時は戦国。忍びの無門は伊賀一の腕を誇るも無類の怠け者。女房のお国に稼ぎのなさを咎められ、百文の褒美目当てに他家の伊賀者を殺める。このとき、伊賀攻略を狙う織田信雄軍と百地三太夫率いる伊賀忍び軍団との、壮絶な戦の火蓋が切って落とされた―。破天荒な人物、スリリングな謀略、迫力の戦闘。「天正伊賀の乱」を背景に、全く新しい歴史小説の到来を宣言した圧倒的快作。 【「BOOK]データベースより】 

 

 「忍びの国」の感想

  2017年7月1日に映画が公開されるので、映画が先か小説が先か悩んだ末に、小説を先に読みました。「天正伊賀の乱」という史実を背景に描かれているので、フィクションでありながら物語にリアリティが伴い、手に汗を握らせながら最後まで読ませてくれます。歴史小説というよりは、極上のエンターテイメント作品です。

  まず最初に、物語で描かれている伊賀の忍びたちの生き方と考え方に驚かされます。

 忍者と言えば、忍術を巧みに使い、敵を欺き目的を果たす。というイメージです。確かにその通りなのですが、この物語では、伊賀者が動くのは金を稼ぐためだけ。とにかく金に汚く、自分のことしか考えません。自分のため、金のためなら、同じ伊賀の忍びであっても簡単に見捨てていきます。なので、見捨てられる方も、「自分が見捨てられても仕方ない」と思ってしまうくらいです。忍びには卑怯という言葉はなく、どんな裏切りや殺戮があっても、自分が関係なければどうでもよいという描かれ方です。

 一方、織田方は武士であるので、武士としての生き様をもって伊賀の忍びに対していきます。その生き方の違いが、逆にそれぞれのキャラクターを更に際立たせています。伊賀の忍びは更に非道に、武士は愚かなくらい愚直にです。

 主人公の無門も伊賀者らしい忍びであるのですが、たった一つ違うのが女房のお国の存在です。お国と話している時の無門の態度は、伊賀一の忍びとは思えず、その落差がまた読んでいて面白い。無門は、お国に対するときだけ人間的な部分を見せています。

 忍びの物語なので、卓越した忍術を使う場面が多く描かれています。ですが、それ以上に謀略がすさまじい。相手の裏の裏を読み、利用できるものはどんなものでも利用する。忍びの怖さがそこにあります。

 もちろん、織田方にも、個性豊かで強者の武士がおり、忍びに対抗していきます。息詰まる闘いと謀略の連続です。息もつく暇がないほどです。
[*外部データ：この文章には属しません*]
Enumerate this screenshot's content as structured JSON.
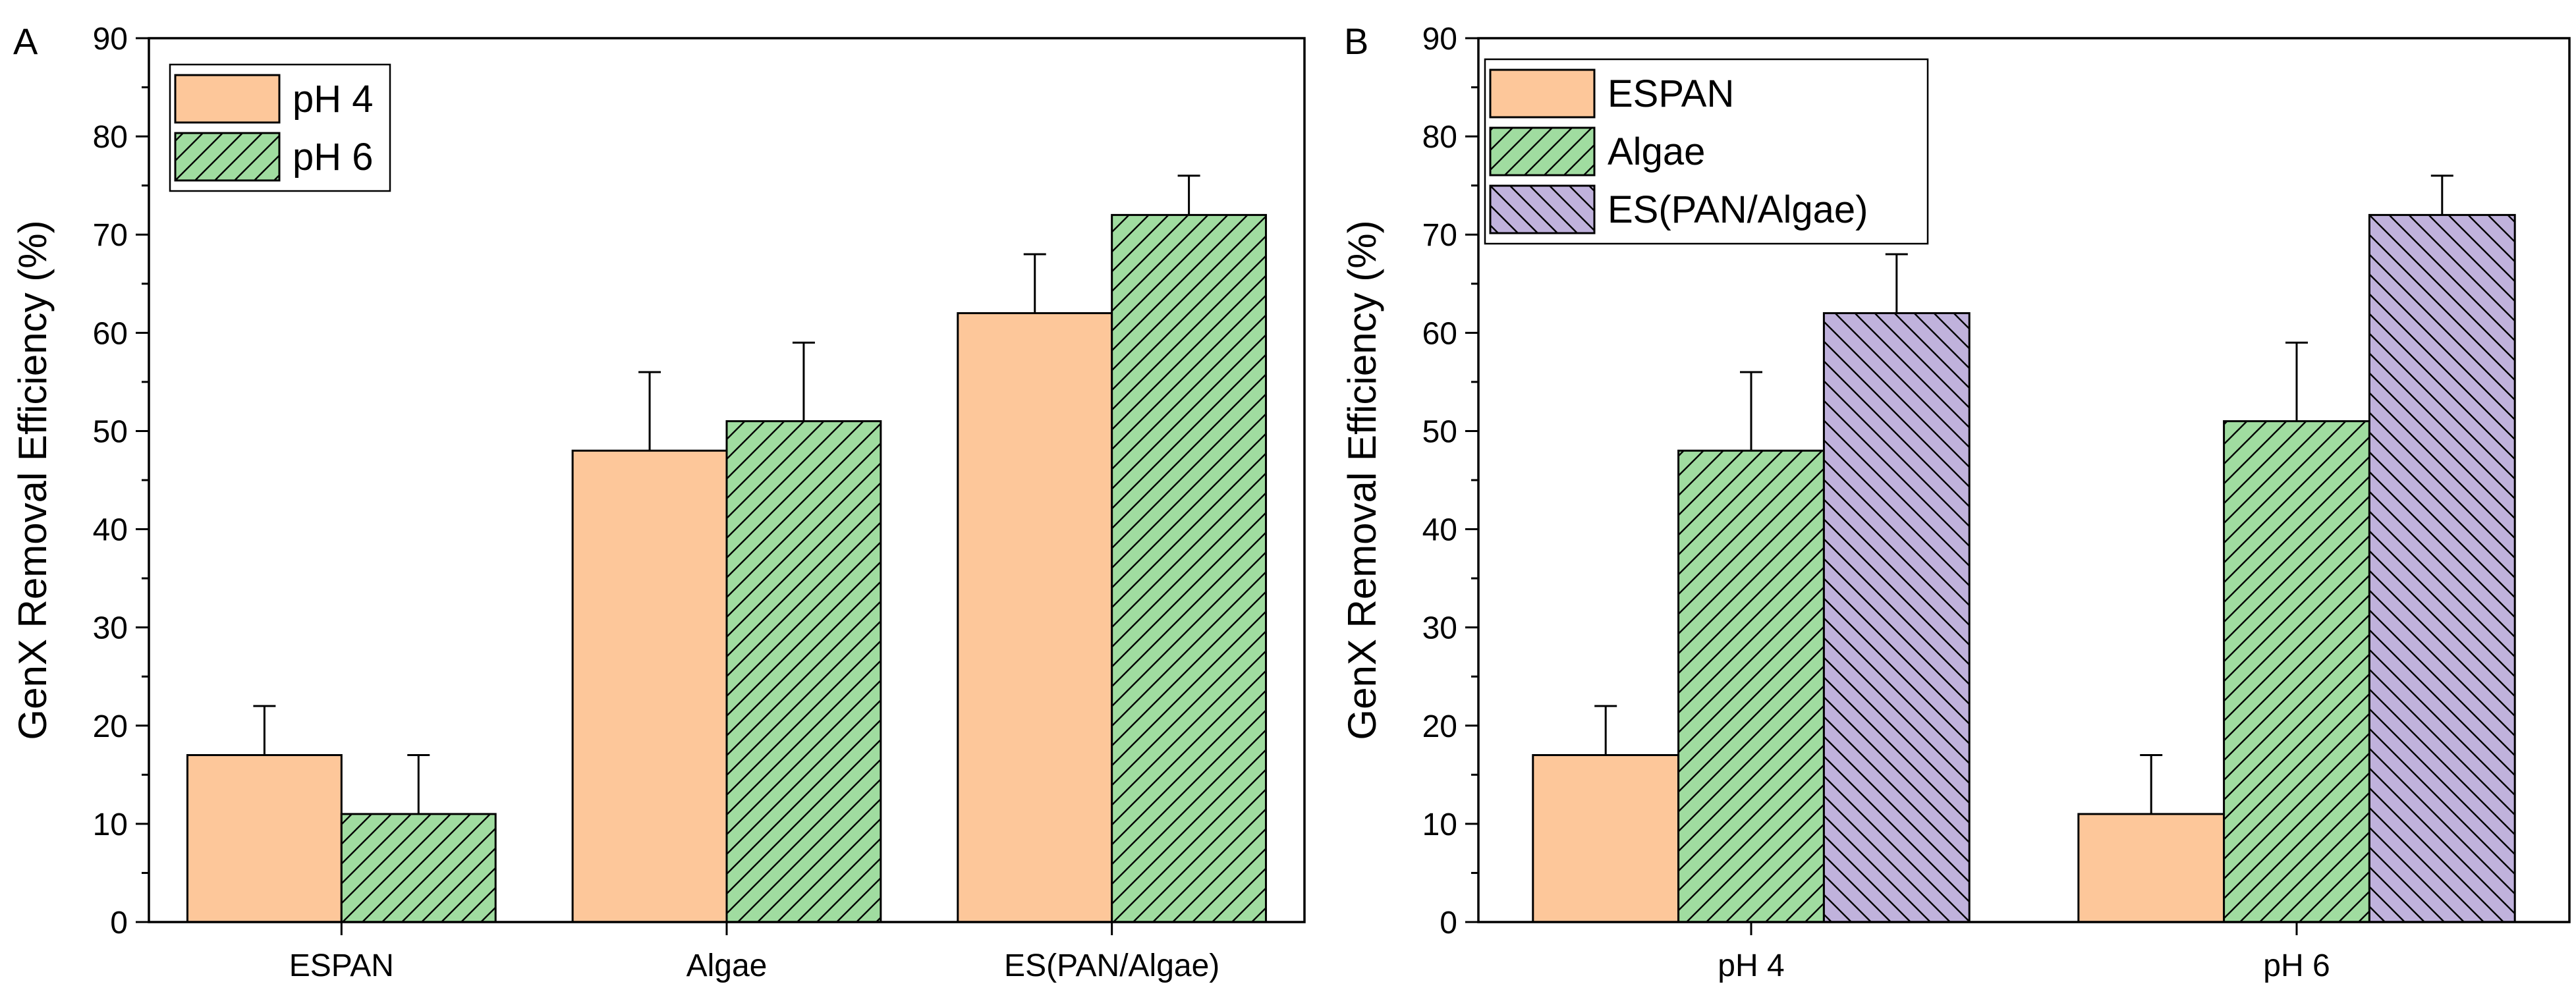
{
  "chart_data": [
    {
      "panel_label": "A",
      "type": "bar",
      "categories": [
        "ESPAN",
        "Algae",
        "ES(PAN/Algae)"
      ],
      "series": [
        {
          "name": "pH 4",
          "values": [
            17,
            48,
            62
          ],
          "errors": [
            5,
            8,
            6
          ],
          "color": "#fdc79a",
          "pattern": "none"
        },
        {
          "name": "pH 6",
          "values": [
            11,
            51,
            72
          ],
          "errors": [
            6,
            8,
            4
          ],
          "color": "#a0dca0",
          "pattern": "forward-hatch"
        }
      ],
      "ylabel": "GenX Removal Efficiency (%)",
      "xlabel": "",
      "ylim": [
        0,
        90
      ],
      "yticks": [
        "0",
        "10",
        "20",
        "30",
        "40",
        "50",
        "60",
        "70",
        "80",
        "90"
      ],
      "legend_position": "top-left"
    },
    {
      "panel_label": "B",
      "type": "bar",
      "categories": [
        "pH 4",
        "pH 6"
      ],
      "series": [
        {
          "name": "ESPAN",
          "values": [
            17,
            11
          ],
          "errors": [
            5,
            6
          ],
          "color": "#fdc79a",
          "pattern": "none"
        },
        {
          "name": "Algae",
          "values": [
            48,
            51
          ],
          "errors": [
            8,
            8
          ],
          "color": "#a0dca0",
          "pattern": "forward-hatch"
        },
        {
          "name": "ES(PAN/Algae)",
          "values": [
            62,
            72
          ],
          "errors": [
            6,
            4
          ],
          "color": "#c0b2dc",
          "pattern": "back-hatch"
        }
      ],
      "ylabel": "GenX Removal Efficiency (%)",
      "xlabel": "",
      "ylim": [
        0,
        90
      ],
      "yticks": [
        "0",
        "10",
        "20",
        "30",
        "40",
        "50",
        "60",
        "70",
        "80",
        "90"
      ],
      "legend_position": "top-left"
    }
  ]
}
 そのような闘いの中でも飄々とした態度で、無門は立ち回っていきます。

 この小説は、織田方と伊賀の両方の視点に立って描かれています。もちろん無門が中心なのですが、織田方にも魅力的な武士がたくさん出てきます。どちらかというと、金に汚い伊賀者より、織田方の武士たちに感情移入してしまいそうです。

  映画はまだ見ていませんが、嵐の大野君は結構当たり役かもしれません。無門の飄々とした感じは合っているかも。映画も見る予定です。